Investigações adiantadas - O procurador de Justiça André Estevão Ubaldino Pereira acredita que a Polícia Civil e o Ministério Público terão em breve uma resposta a dar à sociedade sobre os assassinatos em série. De acordo com ele, ocorreram falhas administrativas nas investigações, mas não há indícios de que tenham sido criminosas.

Reforço de pessoal - Para o deputado Carlin Moura (PCdoB), a audiência demonstrou a necessidade de urgente reforço dos quadros da Polícia Civil, como a nomeação dos candidatos excedentes do concurso realizado em 2008. Foi aprovado requerimento do deputado Sávio Souza Cruz (PMDB) nesse sentido. "O poder público precisa dar condições de trabalho para seus servidores, porque não há Estado sem servidores públicos", concluiu.

Durante a audiência foram apresentadas várias sugestões de aperfeiçoamento do atendimento de denúncias e das investigações, como a implantação de juizados e delegacias especializados nos crimes contra a mulher, e a realização de um mutirão para analisar os processos acumulados na Delegacia de Mulheres e de debates sobre aplicação da Lei Maria da Penha em cada município. Além disso, foi sugerida a adoção de sistema de digitalização das carteiras de identidade para criação de um banco de dados de impressões digitais. Várias dessas sugestões foram transformadas em requerimentos, aprovados pela comissão.
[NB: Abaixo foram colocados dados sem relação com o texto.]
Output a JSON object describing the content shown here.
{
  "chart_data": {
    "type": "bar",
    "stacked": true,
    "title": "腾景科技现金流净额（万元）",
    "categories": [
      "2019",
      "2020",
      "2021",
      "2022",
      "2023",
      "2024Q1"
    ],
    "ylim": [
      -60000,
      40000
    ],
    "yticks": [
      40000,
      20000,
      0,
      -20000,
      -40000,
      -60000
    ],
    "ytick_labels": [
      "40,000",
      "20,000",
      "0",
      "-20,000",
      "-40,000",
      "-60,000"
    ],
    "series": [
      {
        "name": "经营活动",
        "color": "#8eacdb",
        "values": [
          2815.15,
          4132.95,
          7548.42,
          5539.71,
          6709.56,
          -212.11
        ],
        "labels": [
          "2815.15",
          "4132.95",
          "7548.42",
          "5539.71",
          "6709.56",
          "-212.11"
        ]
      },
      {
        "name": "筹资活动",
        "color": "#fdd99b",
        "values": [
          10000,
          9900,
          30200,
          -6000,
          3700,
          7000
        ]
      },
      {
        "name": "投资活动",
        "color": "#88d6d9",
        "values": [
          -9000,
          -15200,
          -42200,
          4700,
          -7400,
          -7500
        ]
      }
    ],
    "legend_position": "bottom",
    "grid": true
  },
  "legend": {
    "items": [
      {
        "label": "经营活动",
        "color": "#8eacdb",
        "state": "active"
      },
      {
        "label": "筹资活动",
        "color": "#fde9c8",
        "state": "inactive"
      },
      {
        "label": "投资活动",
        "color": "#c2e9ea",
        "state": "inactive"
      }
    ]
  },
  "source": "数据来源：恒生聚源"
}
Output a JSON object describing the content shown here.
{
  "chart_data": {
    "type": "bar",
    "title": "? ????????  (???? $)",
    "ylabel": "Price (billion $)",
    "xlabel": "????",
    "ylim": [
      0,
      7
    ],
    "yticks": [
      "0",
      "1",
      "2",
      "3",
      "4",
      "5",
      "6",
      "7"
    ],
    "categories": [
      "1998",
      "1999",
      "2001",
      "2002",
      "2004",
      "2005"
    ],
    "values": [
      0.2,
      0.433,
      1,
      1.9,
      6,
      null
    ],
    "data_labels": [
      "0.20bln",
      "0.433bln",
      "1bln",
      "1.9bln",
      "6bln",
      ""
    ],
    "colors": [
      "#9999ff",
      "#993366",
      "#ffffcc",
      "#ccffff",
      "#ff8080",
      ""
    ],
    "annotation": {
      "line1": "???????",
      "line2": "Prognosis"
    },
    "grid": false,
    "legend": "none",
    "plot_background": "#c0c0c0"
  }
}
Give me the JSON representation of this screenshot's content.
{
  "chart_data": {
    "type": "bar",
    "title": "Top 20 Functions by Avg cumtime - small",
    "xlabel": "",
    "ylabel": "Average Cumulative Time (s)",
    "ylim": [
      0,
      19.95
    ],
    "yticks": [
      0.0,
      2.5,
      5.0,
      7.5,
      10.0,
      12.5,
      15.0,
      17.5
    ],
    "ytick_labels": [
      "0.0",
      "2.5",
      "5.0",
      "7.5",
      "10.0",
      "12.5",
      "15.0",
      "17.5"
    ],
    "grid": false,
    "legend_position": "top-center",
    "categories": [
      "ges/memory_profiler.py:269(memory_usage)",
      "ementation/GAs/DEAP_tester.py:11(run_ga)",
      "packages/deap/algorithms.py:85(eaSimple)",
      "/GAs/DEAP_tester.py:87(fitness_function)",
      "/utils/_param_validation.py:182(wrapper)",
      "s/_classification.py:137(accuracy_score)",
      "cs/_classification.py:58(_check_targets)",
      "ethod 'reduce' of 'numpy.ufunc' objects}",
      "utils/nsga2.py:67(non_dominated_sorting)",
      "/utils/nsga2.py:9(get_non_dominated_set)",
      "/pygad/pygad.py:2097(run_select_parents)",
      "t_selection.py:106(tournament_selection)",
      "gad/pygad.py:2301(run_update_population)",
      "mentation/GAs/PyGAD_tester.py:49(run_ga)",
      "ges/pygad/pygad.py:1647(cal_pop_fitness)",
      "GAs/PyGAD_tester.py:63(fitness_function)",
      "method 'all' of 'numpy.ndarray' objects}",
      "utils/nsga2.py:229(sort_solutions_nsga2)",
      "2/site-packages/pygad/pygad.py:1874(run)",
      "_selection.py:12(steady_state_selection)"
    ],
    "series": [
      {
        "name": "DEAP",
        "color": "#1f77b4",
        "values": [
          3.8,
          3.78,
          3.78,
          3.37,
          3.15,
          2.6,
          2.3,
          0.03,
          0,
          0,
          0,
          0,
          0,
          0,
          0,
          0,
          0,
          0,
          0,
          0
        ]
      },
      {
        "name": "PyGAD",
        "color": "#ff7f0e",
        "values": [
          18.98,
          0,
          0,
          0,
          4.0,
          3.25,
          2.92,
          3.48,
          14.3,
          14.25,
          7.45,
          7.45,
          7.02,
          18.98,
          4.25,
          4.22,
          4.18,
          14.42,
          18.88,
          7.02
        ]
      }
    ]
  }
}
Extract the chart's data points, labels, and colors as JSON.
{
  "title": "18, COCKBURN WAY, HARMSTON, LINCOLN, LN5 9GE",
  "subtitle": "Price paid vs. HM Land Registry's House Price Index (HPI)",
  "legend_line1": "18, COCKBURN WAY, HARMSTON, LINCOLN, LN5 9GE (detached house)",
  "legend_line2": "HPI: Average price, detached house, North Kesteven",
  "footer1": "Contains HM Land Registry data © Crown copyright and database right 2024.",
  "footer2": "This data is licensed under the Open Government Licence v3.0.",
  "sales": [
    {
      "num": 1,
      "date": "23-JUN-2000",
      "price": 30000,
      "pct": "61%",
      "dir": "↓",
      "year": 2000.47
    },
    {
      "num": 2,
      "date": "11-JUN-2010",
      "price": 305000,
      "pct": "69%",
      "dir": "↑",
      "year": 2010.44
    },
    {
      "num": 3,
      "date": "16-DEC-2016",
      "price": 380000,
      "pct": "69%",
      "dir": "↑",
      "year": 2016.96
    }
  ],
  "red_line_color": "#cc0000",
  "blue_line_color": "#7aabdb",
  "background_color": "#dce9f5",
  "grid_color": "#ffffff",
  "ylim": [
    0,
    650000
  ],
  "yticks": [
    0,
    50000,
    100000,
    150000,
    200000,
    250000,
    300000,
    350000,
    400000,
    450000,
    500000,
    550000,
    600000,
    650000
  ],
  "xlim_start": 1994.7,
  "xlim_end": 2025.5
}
Dentre os 16 requerimentos, estão dois de audiência pública. Um deles, dos deputados João Leite, Carlin Moura e Ruy Muniz e da deputada Maria Tereza Lara, é para debater, em Prudente de Morais, a precariedade do imóvel ocupado pela Polícia Militar e a possível transferência da corporação para outro município. O segundo requerimento, dos deputados João Leite, Rômulo Veneroso (PV), Carlin Moura, Ruy Muniz e Célio Moreira e da deputada Maria Tereza Lara, é para discutir a situação do credenciamento, pelo Detran-MG, de clínicas autorizadas a realizar exames psicotécnicos e de centros de formação de condutores no Estado.

Presenças - Deputados João Leite (PSDB), presidente; deputadas Maria Tereza Lara (PT), vice; e Gláucia Brandão (PPS); e os deputados Rômulo Veneroso (PV), Tenente Lúcio (PDT), Durval Ângelo (PT), Carlin Moura (PCdoB), Ruy Muniz (PSDB), Célio Moreira (PSDB) e Weliton Prado (PT). Também participaram da audiência o chefe da Divisão de Crimes contra a Vida, delegado Wagner Pinto de Souza; o diretor de Inteligência da PM, coronel Wilson Chagas Cardoso; a chefe da Divisão Especializada da Mulher, Idoso e Deficiente da Polícia Civil, Silvana Fiorillo Rocha Resende; o diretor do Instituto de Criminalística de Belo Horizonte, Sérgio Márcio Costa Ribeiro; a presidente do Conselho Estadual da Mulher, Carmen Rocha Dias; a coordenadora municipal dos Direitos da Mulher, Márcia de Cássia Gomes; a presidente do Movimento Popular da Mulher, Maria Izabel Ramos de Siqueira; e a coordenadora de Políticas para as Mulheres de Minas Gerais, Eliana Piôla.